DoE selected InfoBeyond to develop a Diagnosis Tool to detect network software failure

Tuesday, February 19, 2019

Organizations move their services from local access into online, such as globally accessible High Performance Computing (HPC), Clouds, etc. However, users may experience unusual degradation of the network performance remotely. Broadly, the network performance problem is usually defined by two main categories:

1. Hard-failures: Hard failures correspond to the inability to transfer any data between users and the network, which can be easily identified and resolved due to an immediately noticeable loss in connectivity.

2. Soft-failures: Soft-failures are characterized by degraded performance, which is more difficult to diagnose and are usually assisted by collecting signs from the network.
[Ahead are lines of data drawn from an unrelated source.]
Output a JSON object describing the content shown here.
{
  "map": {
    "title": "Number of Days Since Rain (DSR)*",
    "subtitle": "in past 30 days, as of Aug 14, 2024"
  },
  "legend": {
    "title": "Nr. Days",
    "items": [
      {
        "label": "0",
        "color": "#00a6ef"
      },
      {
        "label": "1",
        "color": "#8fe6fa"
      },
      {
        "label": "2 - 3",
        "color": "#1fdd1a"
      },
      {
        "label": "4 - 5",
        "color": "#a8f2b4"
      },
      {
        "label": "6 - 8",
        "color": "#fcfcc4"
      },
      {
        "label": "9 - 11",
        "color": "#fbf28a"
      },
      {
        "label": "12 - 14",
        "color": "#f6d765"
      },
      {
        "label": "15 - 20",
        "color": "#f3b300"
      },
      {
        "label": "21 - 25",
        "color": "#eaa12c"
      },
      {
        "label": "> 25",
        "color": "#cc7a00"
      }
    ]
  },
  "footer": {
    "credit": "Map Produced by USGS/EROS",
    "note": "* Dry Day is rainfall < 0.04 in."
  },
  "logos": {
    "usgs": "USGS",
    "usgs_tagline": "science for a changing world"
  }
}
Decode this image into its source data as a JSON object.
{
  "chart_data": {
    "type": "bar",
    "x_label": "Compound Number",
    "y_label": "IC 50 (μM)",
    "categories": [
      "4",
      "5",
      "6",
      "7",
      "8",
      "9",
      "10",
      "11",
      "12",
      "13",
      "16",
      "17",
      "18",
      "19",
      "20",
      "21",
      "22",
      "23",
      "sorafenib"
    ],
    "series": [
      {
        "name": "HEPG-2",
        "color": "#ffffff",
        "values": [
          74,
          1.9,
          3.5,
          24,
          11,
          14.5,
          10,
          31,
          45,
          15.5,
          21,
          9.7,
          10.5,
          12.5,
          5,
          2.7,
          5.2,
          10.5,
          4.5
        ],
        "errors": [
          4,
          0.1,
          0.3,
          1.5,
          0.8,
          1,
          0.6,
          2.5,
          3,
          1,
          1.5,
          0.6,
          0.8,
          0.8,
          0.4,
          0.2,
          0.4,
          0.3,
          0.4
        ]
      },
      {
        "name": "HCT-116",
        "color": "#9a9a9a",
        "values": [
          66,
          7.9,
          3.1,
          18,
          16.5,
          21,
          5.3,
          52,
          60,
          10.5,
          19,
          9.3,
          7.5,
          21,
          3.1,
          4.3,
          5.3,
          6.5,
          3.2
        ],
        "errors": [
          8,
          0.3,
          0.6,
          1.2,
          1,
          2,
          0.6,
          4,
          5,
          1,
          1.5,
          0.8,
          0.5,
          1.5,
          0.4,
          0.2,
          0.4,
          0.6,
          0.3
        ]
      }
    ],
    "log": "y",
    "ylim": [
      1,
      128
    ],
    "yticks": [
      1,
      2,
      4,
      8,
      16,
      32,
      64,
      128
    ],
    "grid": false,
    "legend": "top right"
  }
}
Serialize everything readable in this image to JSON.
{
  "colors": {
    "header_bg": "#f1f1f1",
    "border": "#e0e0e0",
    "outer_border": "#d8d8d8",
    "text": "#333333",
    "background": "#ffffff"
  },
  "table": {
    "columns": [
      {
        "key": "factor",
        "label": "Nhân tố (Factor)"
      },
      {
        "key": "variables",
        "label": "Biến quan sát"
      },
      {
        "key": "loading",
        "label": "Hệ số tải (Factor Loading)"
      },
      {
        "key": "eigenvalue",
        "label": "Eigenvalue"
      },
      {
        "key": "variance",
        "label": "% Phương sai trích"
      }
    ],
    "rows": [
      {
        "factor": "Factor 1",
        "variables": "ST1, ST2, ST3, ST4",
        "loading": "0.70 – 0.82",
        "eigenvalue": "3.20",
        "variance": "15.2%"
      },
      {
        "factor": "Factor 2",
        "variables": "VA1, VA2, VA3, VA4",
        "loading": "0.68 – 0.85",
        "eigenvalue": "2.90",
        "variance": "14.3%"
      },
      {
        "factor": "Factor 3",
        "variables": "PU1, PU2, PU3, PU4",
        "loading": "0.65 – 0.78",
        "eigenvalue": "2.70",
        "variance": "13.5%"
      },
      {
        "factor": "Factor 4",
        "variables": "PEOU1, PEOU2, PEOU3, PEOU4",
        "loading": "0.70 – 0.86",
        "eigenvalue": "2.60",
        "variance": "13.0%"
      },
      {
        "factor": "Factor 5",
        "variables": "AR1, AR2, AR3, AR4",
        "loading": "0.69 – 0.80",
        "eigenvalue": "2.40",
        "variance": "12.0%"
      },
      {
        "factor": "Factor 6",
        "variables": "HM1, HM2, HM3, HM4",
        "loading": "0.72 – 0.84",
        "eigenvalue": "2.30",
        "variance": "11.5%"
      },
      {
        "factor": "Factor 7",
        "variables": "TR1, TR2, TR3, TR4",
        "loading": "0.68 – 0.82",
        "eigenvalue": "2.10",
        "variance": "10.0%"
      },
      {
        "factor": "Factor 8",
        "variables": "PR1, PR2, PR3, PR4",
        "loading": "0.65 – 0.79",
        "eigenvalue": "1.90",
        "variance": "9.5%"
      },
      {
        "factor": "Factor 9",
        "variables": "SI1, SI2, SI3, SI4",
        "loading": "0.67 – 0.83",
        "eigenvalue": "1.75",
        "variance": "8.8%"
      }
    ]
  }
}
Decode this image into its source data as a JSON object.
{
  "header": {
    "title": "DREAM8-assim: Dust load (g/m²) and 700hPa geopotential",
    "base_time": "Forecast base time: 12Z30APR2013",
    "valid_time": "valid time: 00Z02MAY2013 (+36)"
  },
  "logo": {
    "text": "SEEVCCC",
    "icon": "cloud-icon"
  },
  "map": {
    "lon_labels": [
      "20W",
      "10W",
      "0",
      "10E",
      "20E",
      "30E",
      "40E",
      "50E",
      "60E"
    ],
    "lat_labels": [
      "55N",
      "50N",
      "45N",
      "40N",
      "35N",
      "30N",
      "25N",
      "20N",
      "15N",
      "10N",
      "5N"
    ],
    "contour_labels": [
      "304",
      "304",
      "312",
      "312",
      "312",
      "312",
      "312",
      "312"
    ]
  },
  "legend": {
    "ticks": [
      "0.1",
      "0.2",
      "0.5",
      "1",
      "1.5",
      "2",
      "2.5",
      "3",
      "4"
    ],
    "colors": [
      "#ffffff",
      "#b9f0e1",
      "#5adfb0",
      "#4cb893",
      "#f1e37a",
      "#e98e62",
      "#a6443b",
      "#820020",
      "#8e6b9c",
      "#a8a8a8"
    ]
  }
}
Soft failures could be caused by many reasons such as wrong configuration. However, there is a lack of a fully automated tool that can help network users to find the complicated network problems that degrade the performance of network applications. To fill this gap, DoE has awarded Infobeyond to develop an Automated Soft-Failure Diagnostic Tool Using Machine Learning (DiagSoftfailure) for Network Users to infer the location and root cause of network failures that result in performance degradation. It promotes Big Data and Machine Learning to analyze the network behaviors to identify both known and unknown soft-failures in the network.

In general, DiagSoftfailure provides the capabilities for automated network soft-failure diagnosis. It particularly is designed as an automated user-focused network diagnosis tool that helps network users to actively find the performance problems that cause the application to run slower than expected. DiagSoftfailure is expected to have several features:

• A user-focused diagnosis requires no cooperation with the network manager;

• An adaptive network signature that is robust against data inconsistency and high-dimensionality of network behavior data ensures high diagnosis accuracy;

• Capable of identifying unknown faults by combining supervised and unsupervised machine learning;

• Requires no changes in OS system kernel and allows implementation flexibility;

• Diagnosis report groups test results into the different categories in a comprehensive format and can be understood by novice users.

In this efforts, DiagSoftfailure will be developed as a tool:

It can help users to find the root cause of the network performance degradation.

Users or network administrators can rapidly resolve the network problem and improve connection speeds and alleviate user dissatisfaction. By leveraging the automated diagnosis, it reduces the manpower required for network diagnosis as much as possible. Therefore, it can largely reduce the cost of network operation and system maintenance.